Voyage voyage (Du désir d'horizon)

Ce ballet résolument contemporain s’inscrit dans la thématique plus actuelle que jamais de l’immigration. Mais le titre annonce d’emblée le ton donné par Salia Sanou, chorégraphe burkinabé qui s’implique depuis plusieurs années auprès des réfugiés dans différents camps. Le propos n’est jamais misérabiliste. Au contraire, les danseurs portent en eux la douleur de leur histoire, de leur passé qui les ont forcé au déracinement, mais ils sont vivants, désespérément vivants. L’expression « l’énergie du désespoir » prend tout son sens ici.

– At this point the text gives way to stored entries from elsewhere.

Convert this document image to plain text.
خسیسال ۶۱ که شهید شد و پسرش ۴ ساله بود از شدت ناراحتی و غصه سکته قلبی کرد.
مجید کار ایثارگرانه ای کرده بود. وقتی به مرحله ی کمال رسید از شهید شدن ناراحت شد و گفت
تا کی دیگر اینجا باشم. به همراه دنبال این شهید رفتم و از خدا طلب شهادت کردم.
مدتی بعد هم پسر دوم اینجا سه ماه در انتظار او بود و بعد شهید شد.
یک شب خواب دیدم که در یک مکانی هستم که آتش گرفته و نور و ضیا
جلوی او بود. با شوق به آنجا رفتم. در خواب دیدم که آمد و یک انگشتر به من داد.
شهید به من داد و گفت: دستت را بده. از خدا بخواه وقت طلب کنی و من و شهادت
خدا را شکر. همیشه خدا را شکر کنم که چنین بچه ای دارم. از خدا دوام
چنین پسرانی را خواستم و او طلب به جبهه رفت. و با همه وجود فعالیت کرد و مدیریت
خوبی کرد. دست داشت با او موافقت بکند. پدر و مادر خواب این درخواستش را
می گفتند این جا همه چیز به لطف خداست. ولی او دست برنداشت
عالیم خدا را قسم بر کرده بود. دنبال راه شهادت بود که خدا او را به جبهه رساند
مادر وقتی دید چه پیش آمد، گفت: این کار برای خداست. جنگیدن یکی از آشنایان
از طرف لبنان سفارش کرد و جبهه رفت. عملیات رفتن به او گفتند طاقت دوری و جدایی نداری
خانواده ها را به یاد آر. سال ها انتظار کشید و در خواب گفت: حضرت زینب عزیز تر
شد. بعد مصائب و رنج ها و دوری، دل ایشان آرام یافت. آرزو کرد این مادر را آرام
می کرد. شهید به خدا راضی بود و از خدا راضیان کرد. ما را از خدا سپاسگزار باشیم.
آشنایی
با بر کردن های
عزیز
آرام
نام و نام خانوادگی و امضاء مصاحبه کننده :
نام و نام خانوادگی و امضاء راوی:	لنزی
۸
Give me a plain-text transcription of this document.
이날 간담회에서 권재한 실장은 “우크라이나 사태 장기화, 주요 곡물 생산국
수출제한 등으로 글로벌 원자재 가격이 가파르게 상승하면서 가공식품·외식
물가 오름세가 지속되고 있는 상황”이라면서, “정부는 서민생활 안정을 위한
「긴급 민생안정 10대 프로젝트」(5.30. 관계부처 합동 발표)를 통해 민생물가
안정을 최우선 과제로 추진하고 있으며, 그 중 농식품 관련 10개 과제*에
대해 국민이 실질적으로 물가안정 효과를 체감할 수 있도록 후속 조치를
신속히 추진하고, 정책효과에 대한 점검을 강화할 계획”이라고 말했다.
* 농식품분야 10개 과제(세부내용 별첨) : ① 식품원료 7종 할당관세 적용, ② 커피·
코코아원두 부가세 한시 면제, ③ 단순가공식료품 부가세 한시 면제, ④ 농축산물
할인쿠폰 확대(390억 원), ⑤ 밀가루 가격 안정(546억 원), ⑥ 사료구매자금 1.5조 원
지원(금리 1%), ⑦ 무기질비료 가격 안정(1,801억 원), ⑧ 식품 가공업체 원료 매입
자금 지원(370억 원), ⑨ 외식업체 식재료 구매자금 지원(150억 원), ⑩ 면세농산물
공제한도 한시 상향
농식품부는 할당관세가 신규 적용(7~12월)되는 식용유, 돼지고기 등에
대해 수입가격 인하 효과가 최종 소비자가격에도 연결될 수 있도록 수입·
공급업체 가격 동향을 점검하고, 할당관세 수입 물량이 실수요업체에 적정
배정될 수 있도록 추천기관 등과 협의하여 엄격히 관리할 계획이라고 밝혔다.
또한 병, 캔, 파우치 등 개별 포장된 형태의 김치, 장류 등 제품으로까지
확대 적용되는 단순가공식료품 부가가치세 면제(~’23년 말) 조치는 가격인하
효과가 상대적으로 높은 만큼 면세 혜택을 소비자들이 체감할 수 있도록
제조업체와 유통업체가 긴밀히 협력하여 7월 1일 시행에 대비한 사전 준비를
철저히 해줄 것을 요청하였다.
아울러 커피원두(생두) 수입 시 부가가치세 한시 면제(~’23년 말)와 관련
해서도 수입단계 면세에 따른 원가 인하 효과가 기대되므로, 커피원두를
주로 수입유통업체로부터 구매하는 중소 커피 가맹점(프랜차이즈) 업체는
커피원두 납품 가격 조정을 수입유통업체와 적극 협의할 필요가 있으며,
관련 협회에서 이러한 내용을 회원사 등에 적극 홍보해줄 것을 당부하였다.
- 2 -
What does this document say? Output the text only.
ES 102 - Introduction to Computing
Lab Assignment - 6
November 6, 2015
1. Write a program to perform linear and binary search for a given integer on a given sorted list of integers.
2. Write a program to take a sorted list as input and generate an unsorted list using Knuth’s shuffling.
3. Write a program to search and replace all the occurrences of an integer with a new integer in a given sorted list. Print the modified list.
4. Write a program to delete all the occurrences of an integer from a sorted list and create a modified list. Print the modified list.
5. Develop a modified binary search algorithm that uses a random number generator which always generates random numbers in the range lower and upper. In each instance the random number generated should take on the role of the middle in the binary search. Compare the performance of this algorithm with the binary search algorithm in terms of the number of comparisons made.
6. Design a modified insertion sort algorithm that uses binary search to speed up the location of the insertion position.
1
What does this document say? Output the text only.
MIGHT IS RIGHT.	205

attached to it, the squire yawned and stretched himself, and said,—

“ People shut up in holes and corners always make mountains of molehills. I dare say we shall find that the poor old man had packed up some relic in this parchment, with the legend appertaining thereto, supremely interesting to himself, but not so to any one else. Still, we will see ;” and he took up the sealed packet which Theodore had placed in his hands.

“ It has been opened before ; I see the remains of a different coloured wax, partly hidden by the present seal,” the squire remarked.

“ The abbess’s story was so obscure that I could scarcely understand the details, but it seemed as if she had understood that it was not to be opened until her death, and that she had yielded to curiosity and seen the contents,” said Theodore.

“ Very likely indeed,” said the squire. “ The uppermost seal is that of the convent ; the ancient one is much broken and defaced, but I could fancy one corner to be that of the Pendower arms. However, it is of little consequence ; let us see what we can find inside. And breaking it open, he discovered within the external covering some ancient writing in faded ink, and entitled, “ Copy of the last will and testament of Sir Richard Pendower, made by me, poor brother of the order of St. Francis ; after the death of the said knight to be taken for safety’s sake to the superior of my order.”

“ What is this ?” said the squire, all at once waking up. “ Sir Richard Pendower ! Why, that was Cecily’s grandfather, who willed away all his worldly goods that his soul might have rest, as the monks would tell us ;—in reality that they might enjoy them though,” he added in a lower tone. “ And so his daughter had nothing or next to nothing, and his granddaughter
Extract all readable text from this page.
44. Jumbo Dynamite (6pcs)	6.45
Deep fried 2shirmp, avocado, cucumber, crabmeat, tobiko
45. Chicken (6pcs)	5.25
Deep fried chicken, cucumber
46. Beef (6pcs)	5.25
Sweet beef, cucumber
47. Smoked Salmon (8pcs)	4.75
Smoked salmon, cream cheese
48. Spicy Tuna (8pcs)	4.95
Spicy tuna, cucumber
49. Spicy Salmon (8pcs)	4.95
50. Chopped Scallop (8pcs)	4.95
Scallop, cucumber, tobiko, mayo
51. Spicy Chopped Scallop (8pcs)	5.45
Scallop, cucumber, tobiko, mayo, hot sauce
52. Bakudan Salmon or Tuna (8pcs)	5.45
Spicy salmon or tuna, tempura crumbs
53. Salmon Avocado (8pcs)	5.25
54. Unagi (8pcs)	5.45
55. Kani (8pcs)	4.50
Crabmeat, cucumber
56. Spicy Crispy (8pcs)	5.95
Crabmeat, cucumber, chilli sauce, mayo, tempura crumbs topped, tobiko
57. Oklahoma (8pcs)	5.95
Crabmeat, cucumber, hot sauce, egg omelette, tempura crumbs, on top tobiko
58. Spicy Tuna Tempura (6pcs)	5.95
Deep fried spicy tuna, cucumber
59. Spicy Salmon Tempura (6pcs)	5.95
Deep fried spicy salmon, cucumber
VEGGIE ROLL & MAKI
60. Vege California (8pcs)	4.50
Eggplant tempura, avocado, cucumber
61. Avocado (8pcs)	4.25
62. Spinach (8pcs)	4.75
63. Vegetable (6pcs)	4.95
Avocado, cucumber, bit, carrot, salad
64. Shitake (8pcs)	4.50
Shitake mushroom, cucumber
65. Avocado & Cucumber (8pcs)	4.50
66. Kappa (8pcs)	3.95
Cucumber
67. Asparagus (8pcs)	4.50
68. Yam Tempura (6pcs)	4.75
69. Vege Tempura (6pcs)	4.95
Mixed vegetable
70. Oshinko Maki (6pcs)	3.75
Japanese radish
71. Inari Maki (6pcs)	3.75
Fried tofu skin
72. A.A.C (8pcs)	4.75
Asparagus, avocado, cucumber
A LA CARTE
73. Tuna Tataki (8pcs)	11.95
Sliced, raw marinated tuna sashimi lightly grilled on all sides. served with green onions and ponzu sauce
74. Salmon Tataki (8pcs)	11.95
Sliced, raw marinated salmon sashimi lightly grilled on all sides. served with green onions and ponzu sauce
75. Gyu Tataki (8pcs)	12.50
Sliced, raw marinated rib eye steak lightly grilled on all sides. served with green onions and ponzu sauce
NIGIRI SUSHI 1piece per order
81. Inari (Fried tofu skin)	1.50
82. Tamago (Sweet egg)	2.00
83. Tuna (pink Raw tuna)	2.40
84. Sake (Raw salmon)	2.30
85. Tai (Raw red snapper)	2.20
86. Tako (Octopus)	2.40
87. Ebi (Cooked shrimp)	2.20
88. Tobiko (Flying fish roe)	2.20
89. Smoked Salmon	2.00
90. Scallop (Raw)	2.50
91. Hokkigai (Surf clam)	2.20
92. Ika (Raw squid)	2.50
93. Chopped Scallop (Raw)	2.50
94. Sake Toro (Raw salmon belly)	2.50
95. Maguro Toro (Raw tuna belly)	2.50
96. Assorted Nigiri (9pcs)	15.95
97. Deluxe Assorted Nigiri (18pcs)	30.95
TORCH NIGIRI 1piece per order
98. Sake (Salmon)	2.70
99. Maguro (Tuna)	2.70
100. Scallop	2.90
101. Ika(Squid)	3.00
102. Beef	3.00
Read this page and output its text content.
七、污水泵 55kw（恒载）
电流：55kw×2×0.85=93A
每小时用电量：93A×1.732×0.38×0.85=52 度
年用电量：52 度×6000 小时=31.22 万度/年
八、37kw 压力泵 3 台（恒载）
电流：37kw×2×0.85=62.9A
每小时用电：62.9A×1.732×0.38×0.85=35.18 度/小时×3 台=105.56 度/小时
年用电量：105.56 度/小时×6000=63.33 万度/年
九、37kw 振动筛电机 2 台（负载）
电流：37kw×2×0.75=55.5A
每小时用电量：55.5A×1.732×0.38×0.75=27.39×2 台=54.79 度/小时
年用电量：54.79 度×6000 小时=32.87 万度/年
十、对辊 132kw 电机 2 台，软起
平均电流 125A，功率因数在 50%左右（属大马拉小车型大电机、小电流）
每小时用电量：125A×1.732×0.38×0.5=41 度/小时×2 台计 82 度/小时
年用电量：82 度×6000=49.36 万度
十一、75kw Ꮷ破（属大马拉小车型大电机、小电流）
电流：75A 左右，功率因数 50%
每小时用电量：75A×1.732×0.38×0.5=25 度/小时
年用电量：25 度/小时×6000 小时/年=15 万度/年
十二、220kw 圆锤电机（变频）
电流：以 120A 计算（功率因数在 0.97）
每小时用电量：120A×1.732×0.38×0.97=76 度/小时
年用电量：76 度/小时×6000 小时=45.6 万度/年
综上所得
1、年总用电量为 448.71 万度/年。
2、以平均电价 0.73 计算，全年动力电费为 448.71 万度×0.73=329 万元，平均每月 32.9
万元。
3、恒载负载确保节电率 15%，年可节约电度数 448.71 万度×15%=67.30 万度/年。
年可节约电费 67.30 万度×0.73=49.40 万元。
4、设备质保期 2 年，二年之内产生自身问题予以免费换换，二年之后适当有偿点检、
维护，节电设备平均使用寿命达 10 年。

Loin de leurs proches et dans un lieu de passage dans lequel ils vivent en situation précaire, ces hommes et ces femmes s’unissent pour former un groupe qui partage les mêmes rêves et les mêmes espoirs pour un avenir meilleur.

Le décor épuré et l’amoncellement de sommiers, pouvant à la fois représenter les dortoirs des camps et les barreaux d’une prison, permettent aux huit danseurs de donner toute la puissance corporelle nécessaire à la mise en mouvement du texte du Nancy Huston « Limbes » rendant hommage au « Cap du pire » de Beckett. Les errances individuelles des âmes qui se cherchent un avenir parviennent à se regrouper dans un esprit collectif d’entraide pour aller de l’avant.
Les danseurs sont superbes et la proposition chorégraphique très pertinente pour offrir un autre regard sur ces déplacés pour qui l’horizon reste aussi incertain que convoité.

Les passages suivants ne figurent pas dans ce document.